On the one hand, I appreciate a certain kind of sensibility, which is quite specific and appears both in the literature and in the cinema (the latter being much better known in the West). I would describe it as the cleaving of two adjectives: extreme and contrasting. Flowers and violence, subtlety and realism, delicacy and rigidity, usually both at the same time. An ancestral cult of discretion makes it so that the tension between the opposites should never become visible, and indeed remain almost imperceptible. Whether you like it or not is a matter of personal taste.

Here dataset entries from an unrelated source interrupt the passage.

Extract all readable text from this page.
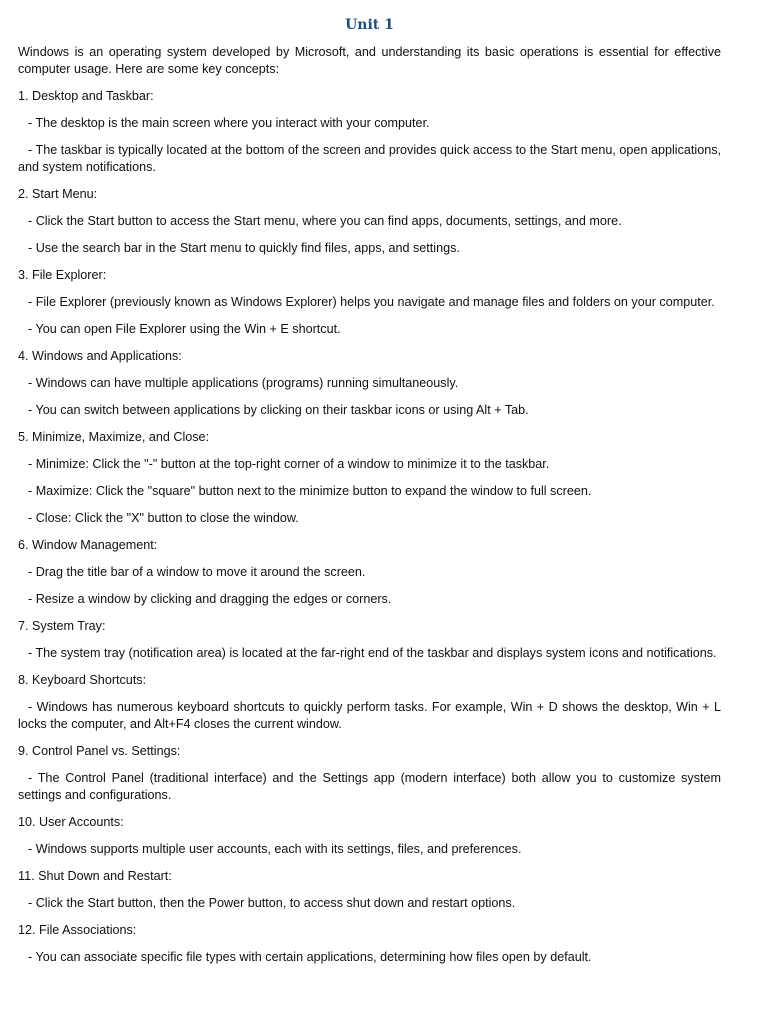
Unit 1

Windows is an operating system developed by Microsoft, and understanding its basic operations is essential for effective computer usage. Here are some key concepts:

1. Desktop and Taskbar:

- The desktop is the main screen where you interact with your computer.

- The taskbar is typically located at the bottom of the screen and provides quick access to the Start menu, open applications, and system notifications.

2. Start Menu:

- Click the Start button to access the Start menu, where you can find apps, documents, settings, and more.

- Use the search bar in the Start menu to quickly find files, apps, and settings.

3. File Explorer:

- File Explorer (previously known as Windows Explorer) helps you navigate and manage files and folders on your computer.

- You can open File Explorer using the Win + E shortcut.

4. Windows and Applications:

- Windows can have multiple applications (programs) running simultaneously.

- You can switch between applications by clicking on their taskbar icons or using Alt + Tab.

5. Minimize, Maximize, and Close:

- Minimize: Click the "-" button at the top-right corner of a window to minimize it to the taskbar.

- Maximize: Click the "square" button next to the minimize button to expand the window to full screen.

- Close: Click the "X" button to close the window.

6. Window Management:

- Drag the title bar of a window to move it around the screen.

- Resize a window by clicking and dragging the edges or corners.

7. System Tray:

- The system tray (notification area) is located at the far-right end of the taskbar and displays system icons and notifications.

8. Keyboard Shortcuts:

- Windows has numerous keyboard shortcuts to quickly perform tasks. For example, Win + D shows the desktop, Win + L locks the computer, and Alt+F4 closes the current window.

9. Control Panel vs. Settings:

- The Control Panel (traditional interface) and the Settings app (modern interface) both allow you to customize system settings and configurations.

10. User Accounts:

- Windows supports multiple user accounts, each with its settings, files, and preferences.

11. Shut Down and Restart:

- Click the Start button, then the Power button, to access shut down and restart options.

12. File Associations:

- You can associate specific file types with certain applications, determining how files open by default.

On the other hand, I can notice that in today’s Korea, the quest or new literary expressions seems very promising and other literatures in the world would gain by getting to know it. I mentioned the name of Yi In-seong, who keeps inventing new writing techniques that ensure an exploration of the memory and the true feeling of things, in a deeper, stronger, and more accurate way than Marcel Proust, James Joyce, and Claude Simon did in their time. By age he belongs to the generation of avant-garde writers already acknowledged in the literary circle, but I could also mention younger writers whose daring work really impressed me. For the record: Kim Kyung-wook has a sense of humor that renews Kafka’s in a sharper tone; Pyun Hye-young doesn’t hesitate to present a totally squalid world in a very violent style; Han Yujoo expresses with a vague and disjointed language the conscience fluctuating when confronted by an unstable reality… All of this goes far beyond the present European modernity. I am full of admiration and therefore I try to share my enthusiasm through my translations.

 

 by Jean Bellemikn-Noël

 

 

* French Professor Jean Bellemin-Noël, taught for 40 years in Paris (Sorbonne, then Paris 8 University) and worked as a critic. He is the author of 20 books about French and European literature and of Shock and Sympathy (Seoul, Moonji, 2010). He also translated in French two German novels and, with Choe Ae-young, three Korean books. His French translation of an anthology of short stories, La terre des ancêtres by Lim Chul-woo, is to be published in the near future.